On PM, target 3-5% out of the money at 0.25-0.35 delta. On a low-volatility stock like this, closer-to-the-money strikes chase premium but spike assignment probability to uncomfortable levels.
How much premium can I collect selling calls on PM?
Typical monthly premium on PM is 0.5-1.0% of position value, annualizing to 6-12% when you roll every cycle. Earnings months can pay 2-3x the normal rate because of elevated IV.
What is the best delta for a PM cash-secured put?
A delta of 0.25-0.35 on PM balances premium income with assignment probability. Many traders anchor to 0.20 delta as a starting point and adjust based on their willingness to own shares.
How much cash do I need to sell a put on PM?

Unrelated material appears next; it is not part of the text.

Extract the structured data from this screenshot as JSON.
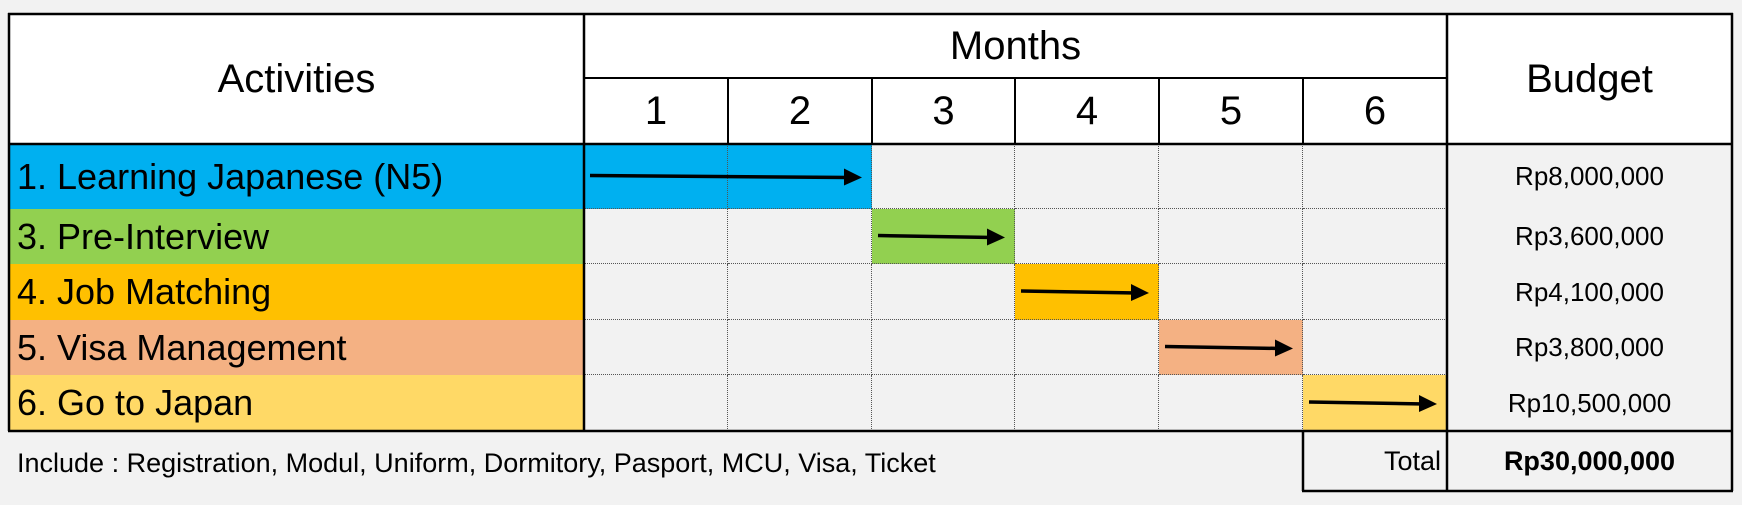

Cash required is 100 × strike price. For PM, that's roughly $5,000-$20,000 per contract at a typical strike. Most brokers let you use margin, but for a true cash-secured put you set aside the full amount.
Is PM a good stock for the wheel strategy?
PM is solid for the wheel because of its reasonable spreads and low IV (modest premium, low assignment risk). It also pays a dividend, which you continue collecting while holding the shares between wheel legs.
Can you run a poor man's covered call on PM?
Yes. Buy a 0.80+ delta LEAPS on PM dated 12-18 months out as your synthetic long, then sell short-dated calls 3-5% above the stock at 0.25-0.35 delta. Capital tied up drops from $5,000-$20,000 to roughly 30-50% of that — a meaningful improvement when the share price is a mid-range share price.
What expiration should I use for PM options strategy trades?
Use 30-45 DTE as a default for PM. This is the classic theta sweet spot and works well on a stable ticker like this.
Is PM suitable for beginners selling options?
Yes — it's a well-known, liquid name with established options markets, which is what beginners need. Always check the bid/ask spread before entering — anything wider than 5% of the mid price is a warning sign.
Run the numbers on PM yourself
Use the free OptionsPilot calculator to price covered calls and cash-secured puts on PM with live quotes.